Statement: Mining and the Loss of Cultural Heritage in the Pilbara

15 Jun 2020

Monday 15th June 2020

Prepared by Professor Deanna Kemp, Director of the Centre for Social Responsibility in Mining at The University of Queensland’s Sustainable Minerals Institute

The Centre for Social Responsibility in Mining (CSRM), has a 10-year Research Partnership Agreement with Rio Tinto to conduct social research on issues of mutual interest. As with other observers, we were shocked by recent events in the Pilbara and the loss of significant cultural heritage through the destruction of ancient and sacred Aboriginal caves in Pilbara’s Juukan Gorge.

Given our research engagement with Rio Tinto on issues of cultural heritage, agreement making and human rights, Rio Tinto’s choice to destroy such significant cultural heritage has been deeply disappointing for staff and students at the Centre.

We note Rio Tinto’s apology, and their recognition of the distress they caused the Puutu Kunti Kurama and Pinikura Peoples, and support their announcement of a review about what went wrong. We support Reconciliation Australia’s call that the company must be transparent about the review findings and shares lessons with the wider public.

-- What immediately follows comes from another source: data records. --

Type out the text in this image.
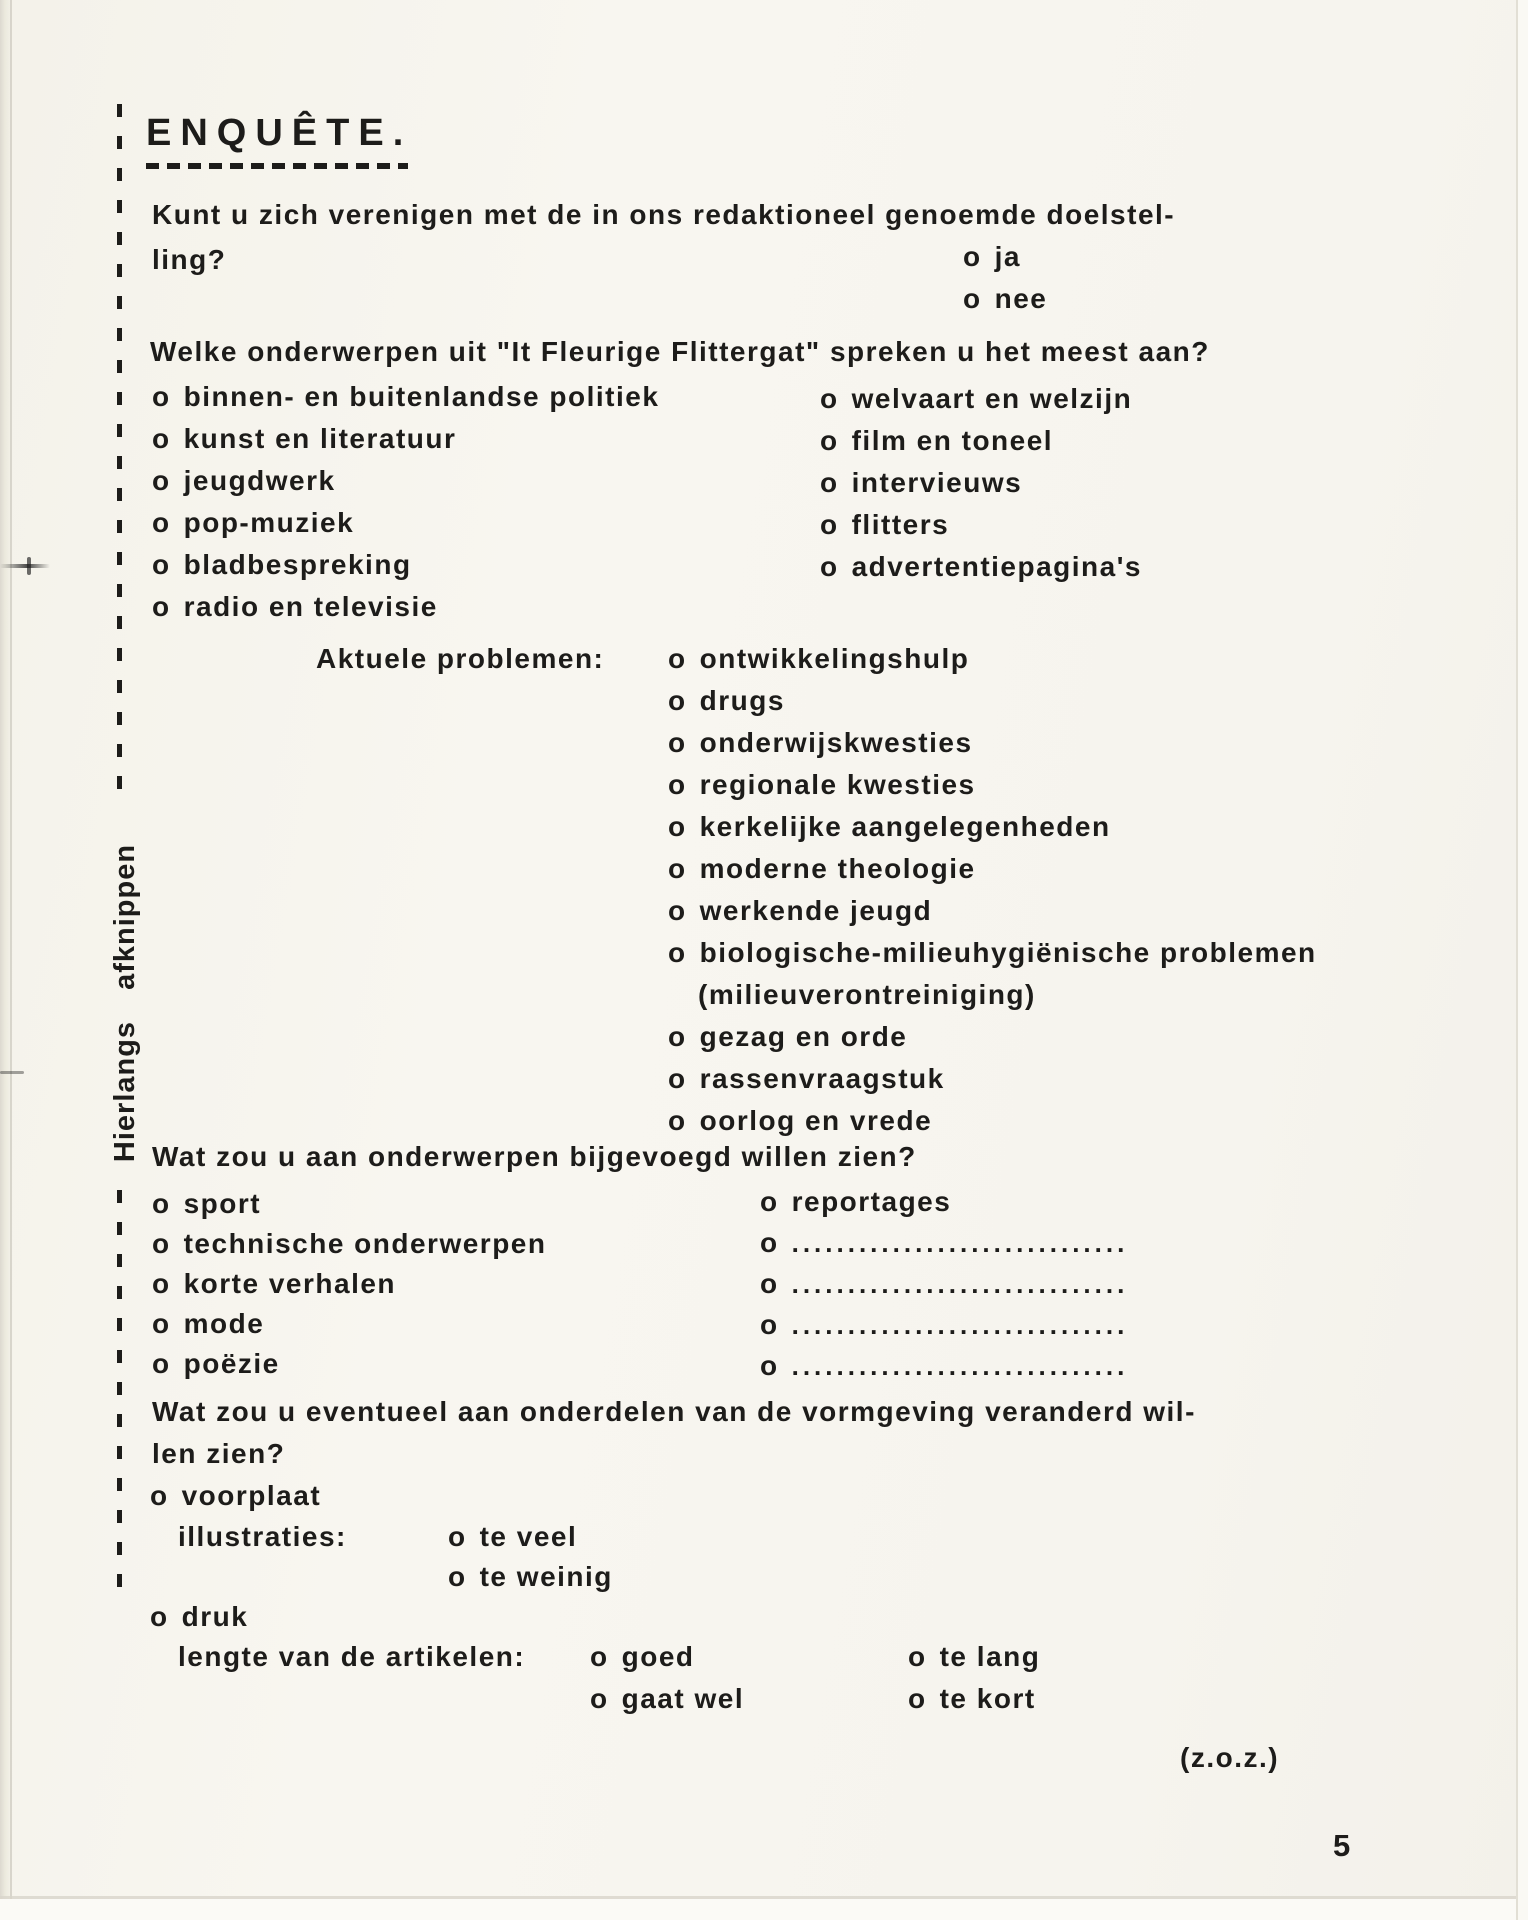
Hierlangs afknippen
ENQUÊTE.
Kunt u zich verenigen met de in ons redaktioneel genoemde doelstel-
ling?	o ja
o nee
Welke onderwerpen uit "It Fleurige Flittergat" spreken u het meest aan?
o binnen- en buitenlandse politiek
o kunst en literatuur
o jeugdwerk
o pop-muziek
o bladbespreking
o radio en televisie
o welvaart en welzijn
o film en toneel
o intervieuws
o flitters
o advertentiepagina's
Aktuele problemen: o ontwikkelingshulp
o drugs
o onderwijskwesties
o regionale kwesties
o kerkelijke aangelegenheden
o moderne theologie
o werkende jeugd
o biologische-milieuhygiënische problemen
(milieuverontreiniging)
o gezag en orde
o rassenvraagstuk
o oorlog en vrede
Wat zou u aan onderwerpen bijgevoegd willen zien?
o sport
o technische onderwerpen
o korte verhalen
o mode
o poëzie
o reportages
o ..............................
o ..............................
o ..............................
o ..............................
Wat zou u eventueel aan onderdelen van de vormgeving veranderd wil-
len zien?
o voorplaat
illustraties:	o te veel
o te weinig
o druk
lengte van de artikelen: o goed	o te lang
o gaat wel	o te kort
(z.o.z.)
5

We are encouraged by the Australian Senate’s announcement of a national inquiry on these events.

Indigenous peoples enter into negotiated agreements with mining companies for land use, including cultural heritage protection. These agreements are usually confidential and, as such, the extent of the cultural heritage loss is not widely known.    

These events have created public awareness of the ‘managed destruction’ of cultural heritage to make way for mining – revealing inequalities in our regulatory systems, and the challenges faced by Indigenous Peoples as they seek to protect their cultural heritage.

CSRM is focused on understanding the social and political challenges brought about by resource extraction. In an effort to drive change in the sector, our research is issues-focused and constructively critical. We engage with industry under strict conditions embedded in UQ’s research partnership agreements that maintain our academic independence.

We will continue to work with industry partners, rights holders, government agencies and other stakeholders to ensure that in working to understand the effect of industry activities, they consider the intensity of impacts in particular locations, and the cumulative impacts of mining over time. 

CSRM was recently awarded an Australian Research Council Linkage grant to specifically look at how companies respond to their stakeholders when public pressure mounts, and the degree to which they are prepared to understand their role in causing harm, and share those insights with the public. We will follow the Rio Tinto review and national inquiry processes closely.